No vinyl-protected display stand related the Halstead story either. Had the Historical Society given up maintaining the property? That would explain the peeling paint and sagging roof, but not the missing deadbolt lock he’s seen there seventeen years ago. The door Burke had been about to knock on had never seen any sort of lock bolted to its thick, solid wood surface.

Whatever was going on here, he’d get to the bottom of it. In fact, he couldn’t wait.

He lifted the cuff of his jacket to check his watch. Not an ordinary watch, but a specially fashioned piece of modern equipment that gave the time, date, weather, and recorded sounds. The device contained an EDI meter, an infrared thermal scanner, an EMF detector, and GPS. Right now, the detector showed red, indicating a disruption in the electronic field. A ghost? No, the presence of a specter would lower the temperature considerably. Instead, it rose.

Before he entered the house, he wanted to have his specter equipment from the van and be ready to record findings.

He knocked on the door and waited. The injured rider might be in condition to answer a door, but well enough to build a fire? Didn’t make sense. Several things made no sense. What had Burke gotten into?

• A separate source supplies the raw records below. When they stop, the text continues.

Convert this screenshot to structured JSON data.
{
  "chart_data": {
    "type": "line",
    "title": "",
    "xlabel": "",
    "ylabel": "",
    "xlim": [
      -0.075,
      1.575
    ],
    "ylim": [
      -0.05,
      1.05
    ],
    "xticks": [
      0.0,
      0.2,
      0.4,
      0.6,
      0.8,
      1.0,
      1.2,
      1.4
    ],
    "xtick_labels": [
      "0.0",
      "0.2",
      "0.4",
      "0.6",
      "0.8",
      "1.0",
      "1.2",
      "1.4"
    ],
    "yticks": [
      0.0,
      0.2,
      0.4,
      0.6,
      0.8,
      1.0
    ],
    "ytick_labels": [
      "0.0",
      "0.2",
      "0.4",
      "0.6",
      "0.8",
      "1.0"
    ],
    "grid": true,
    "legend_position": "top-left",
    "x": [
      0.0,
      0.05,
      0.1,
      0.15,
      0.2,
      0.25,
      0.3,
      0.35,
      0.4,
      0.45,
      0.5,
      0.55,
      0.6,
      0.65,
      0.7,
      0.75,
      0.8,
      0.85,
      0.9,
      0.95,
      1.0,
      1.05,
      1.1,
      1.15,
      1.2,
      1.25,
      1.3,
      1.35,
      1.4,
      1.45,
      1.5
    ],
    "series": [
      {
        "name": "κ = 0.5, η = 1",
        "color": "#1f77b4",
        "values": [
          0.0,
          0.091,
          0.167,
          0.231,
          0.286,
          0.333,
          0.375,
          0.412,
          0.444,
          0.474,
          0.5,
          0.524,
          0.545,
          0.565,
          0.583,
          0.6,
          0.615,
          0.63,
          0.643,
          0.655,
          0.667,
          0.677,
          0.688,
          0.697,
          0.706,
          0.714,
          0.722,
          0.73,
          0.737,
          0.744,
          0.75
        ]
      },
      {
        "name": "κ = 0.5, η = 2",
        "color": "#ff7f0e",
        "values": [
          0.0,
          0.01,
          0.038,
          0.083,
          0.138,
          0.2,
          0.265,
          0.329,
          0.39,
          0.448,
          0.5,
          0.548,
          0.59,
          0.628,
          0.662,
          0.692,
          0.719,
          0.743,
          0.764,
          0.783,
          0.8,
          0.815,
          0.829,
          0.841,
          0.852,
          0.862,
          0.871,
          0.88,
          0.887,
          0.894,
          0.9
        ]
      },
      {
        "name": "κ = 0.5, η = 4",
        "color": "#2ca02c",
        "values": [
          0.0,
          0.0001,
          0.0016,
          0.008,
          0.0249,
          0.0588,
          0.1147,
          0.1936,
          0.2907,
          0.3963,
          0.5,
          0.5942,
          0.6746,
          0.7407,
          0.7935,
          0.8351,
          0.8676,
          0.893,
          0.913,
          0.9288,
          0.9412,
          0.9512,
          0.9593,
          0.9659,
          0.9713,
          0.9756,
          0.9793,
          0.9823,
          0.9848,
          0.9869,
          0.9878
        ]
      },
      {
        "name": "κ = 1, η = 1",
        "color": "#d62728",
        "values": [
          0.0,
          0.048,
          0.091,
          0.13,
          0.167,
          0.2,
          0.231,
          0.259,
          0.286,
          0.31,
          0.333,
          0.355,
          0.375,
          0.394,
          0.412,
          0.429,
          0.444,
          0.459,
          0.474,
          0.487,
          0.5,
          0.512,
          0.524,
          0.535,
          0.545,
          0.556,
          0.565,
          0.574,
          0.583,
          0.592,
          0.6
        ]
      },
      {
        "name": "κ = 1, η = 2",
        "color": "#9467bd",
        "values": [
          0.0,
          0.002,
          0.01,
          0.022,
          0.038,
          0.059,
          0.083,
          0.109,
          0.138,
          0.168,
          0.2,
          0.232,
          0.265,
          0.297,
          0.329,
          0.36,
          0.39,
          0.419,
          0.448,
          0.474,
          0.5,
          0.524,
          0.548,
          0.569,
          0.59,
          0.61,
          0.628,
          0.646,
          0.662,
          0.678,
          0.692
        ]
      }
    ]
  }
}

He walked over to peer through a distorted glass pane past the lace curtains. The furniture appeared the same. No occupants in sight unless they were in the kitchen or upstairs.

Flummoxed. This whole mystery had Burke plain flummoxed.

Hell, where had he come up with that antiquated word? The house and its atmosphere were getting to him.

He glanced at the window again. A face—stark, shadowed, creepy as hell—looked back.